The VMware ESXi hypervisor is the target of a new attack designed to deploy ransomware on compromised systems.
“These attack campaigns appear to be exploiting CVE-2021-21974 for which a patch has become available since February 23, 2021,” the French computer emergency response team (CERT) advised Friday. said in
In its own alert released at the time, VMware described the issue as an OpenSLP heap overflow vulnerability that could lead to arbitrary code execution.
“A malicious actor residing within the same network segment as ESXi with access to port 427 could cause a heap overflow issue in the OpenSLP service, leading to remote code execution,” the virtualization service provider said. says.
According to French cloud service provider OVHcloud, attacks have been detected worldwide, especially in Europe. The attack is suspected to be related to a new Rust-based ransomware strain called Nevada that emerged in December 2022.

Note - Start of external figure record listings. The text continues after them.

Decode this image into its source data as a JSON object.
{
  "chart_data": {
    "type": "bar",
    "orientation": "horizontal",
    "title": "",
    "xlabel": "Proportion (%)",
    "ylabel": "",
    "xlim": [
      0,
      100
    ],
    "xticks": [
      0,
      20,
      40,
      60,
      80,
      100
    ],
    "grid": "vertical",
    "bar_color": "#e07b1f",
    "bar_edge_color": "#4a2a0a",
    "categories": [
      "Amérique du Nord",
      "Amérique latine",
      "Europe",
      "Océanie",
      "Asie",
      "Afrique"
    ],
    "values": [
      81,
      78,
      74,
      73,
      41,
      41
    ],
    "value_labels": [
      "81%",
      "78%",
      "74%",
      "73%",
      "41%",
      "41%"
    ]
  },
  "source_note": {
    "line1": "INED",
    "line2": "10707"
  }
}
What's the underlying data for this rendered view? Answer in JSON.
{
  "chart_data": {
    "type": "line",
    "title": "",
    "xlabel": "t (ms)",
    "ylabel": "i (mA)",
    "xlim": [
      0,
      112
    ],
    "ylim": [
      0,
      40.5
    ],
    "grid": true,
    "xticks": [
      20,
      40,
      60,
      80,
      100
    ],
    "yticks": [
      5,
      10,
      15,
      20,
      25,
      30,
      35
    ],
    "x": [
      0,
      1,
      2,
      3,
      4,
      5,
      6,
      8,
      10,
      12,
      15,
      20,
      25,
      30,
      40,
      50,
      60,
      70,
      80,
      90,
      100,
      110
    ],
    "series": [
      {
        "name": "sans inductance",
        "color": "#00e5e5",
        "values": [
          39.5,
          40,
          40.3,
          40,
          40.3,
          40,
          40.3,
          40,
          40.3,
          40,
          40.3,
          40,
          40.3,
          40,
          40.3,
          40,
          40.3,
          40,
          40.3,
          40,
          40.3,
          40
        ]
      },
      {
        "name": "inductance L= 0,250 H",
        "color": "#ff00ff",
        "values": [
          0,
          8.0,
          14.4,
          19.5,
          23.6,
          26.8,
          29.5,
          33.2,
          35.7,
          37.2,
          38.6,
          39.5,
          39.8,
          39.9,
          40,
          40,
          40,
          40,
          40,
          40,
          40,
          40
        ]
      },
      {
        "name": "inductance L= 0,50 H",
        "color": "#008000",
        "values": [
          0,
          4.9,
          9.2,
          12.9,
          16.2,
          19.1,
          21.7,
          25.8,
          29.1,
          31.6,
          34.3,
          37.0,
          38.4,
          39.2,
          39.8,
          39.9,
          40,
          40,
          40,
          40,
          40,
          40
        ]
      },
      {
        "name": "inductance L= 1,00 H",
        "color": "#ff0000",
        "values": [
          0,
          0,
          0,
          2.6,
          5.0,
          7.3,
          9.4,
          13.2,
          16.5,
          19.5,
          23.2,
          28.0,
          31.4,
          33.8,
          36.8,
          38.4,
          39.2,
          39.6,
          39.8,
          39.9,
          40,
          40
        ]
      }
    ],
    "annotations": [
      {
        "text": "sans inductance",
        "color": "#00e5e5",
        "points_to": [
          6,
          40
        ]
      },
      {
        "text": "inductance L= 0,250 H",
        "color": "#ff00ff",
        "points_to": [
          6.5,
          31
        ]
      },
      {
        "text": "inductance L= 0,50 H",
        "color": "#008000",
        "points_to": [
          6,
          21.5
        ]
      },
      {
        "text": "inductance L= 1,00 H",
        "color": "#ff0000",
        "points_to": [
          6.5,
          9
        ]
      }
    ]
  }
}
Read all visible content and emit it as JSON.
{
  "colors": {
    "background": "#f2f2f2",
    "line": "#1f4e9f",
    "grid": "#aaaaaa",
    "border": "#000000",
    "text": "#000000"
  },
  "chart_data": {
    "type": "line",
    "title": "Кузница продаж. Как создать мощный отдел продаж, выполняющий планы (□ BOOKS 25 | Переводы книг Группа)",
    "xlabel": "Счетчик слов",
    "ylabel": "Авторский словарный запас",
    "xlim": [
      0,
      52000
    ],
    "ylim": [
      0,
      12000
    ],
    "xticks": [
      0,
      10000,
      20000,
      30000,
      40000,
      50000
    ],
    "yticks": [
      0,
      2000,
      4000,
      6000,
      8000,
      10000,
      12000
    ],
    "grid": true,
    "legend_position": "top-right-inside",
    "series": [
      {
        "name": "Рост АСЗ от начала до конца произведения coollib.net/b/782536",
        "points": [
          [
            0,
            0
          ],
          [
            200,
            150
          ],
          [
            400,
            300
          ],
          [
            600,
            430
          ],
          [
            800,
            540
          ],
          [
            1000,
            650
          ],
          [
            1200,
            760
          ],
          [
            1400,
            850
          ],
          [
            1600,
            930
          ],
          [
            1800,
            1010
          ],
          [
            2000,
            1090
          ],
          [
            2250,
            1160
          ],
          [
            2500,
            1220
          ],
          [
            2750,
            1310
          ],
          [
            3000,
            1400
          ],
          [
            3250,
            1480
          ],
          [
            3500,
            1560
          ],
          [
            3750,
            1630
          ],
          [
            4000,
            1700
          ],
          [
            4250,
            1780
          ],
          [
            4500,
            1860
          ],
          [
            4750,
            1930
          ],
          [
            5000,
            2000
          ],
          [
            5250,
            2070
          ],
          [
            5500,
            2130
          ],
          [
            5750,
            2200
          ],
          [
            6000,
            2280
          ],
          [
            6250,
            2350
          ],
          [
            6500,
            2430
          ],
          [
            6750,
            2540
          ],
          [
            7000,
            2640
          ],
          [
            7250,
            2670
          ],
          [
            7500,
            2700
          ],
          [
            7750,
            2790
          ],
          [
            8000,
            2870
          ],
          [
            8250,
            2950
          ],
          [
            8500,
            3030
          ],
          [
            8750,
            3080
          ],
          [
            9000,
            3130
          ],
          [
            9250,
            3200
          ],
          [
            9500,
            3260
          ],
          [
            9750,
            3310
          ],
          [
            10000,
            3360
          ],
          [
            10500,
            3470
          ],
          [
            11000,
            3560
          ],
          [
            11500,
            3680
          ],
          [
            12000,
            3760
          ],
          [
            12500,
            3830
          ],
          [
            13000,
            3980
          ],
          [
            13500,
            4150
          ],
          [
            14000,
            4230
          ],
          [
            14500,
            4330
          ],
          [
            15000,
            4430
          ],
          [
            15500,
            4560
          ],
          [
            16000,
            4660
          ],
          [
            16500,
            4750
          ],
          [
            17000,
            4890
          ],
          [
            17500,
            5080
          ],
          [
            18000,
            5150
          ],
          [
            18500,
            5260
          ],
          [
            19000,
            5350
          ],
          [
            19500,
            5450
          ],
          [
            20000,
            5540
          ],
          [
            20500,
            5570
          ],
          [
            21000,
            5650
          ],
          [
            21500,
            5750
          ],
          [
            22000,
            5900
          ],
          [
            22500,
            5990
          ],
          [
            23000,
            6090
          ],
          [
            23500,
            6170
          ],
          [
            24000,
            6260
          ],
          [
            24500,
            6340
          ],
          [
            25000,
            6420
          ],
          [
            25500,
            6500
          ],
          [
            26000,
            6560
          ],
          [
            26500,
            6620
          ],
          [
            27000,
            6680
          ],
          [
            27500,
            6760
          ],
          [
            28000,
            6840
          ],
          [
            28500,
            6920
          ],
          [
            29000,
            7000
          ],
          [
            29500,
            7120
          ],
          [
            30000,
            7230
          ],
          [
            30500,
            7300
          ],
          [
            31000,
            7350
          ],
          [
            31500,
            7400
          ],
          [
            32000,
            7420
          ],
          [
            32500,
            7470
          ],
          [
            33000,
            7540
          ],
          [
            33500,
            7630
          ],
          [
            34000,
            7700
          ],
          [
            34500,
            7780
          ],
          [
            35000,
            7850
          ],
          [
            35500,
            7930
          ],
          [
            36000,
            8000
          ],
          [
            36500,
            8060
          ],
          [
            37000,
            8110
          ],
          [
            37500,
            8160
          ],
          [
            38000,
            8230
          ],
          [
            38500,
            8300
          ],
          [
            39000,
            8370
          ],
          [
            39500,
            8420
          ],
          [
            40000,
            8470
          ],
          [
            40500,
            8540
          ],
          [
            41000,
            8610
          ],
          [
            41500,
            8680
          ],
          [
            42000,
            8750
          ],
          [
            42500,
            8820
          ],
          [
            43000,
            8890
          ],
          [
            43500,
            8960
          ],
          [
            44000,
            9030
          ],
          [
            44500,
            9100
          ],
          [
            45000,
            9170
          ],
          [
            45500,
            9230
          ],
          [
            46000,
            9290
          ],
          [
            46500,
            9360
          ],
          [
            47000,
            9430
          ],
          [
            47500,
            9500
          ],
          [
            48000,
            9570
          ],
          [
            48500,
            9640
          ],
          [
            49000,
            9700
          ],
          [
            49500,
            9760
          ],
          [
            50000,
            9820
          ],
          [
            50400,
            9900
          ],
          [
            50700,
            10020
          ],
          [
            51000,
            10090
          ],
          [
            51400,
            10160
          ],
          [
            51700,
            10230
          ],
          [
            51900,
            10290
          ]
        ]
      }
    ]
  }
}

Other ransomware families known to have adopted Rust in recent months include BlackCat, Hive, Luna, Nokoyawa, RansomExx, and Agenda.
“The attackers are asking both Russian- and English-speaking affiliates to work with a number of Initial Access Brokers (IABs). [the] dark web,” Resecurity said last month.
“In particular, the group behind the Nevada Ransomware purchased the compromised access for themselves, and this group has a dedicated post-exploitation team to perform network intrusions on targeted targets. ”
However, Bleeping Computer reports that the ransom note seen in the attack bears no resemblance to the Nevada ransomware, adding that the strain is tracked under the name ESXiArgs.
We recommend upgrading to the latest version of ESXi to mitigate potential threats and restrict access to OpenSLP services to trusted IP addresses.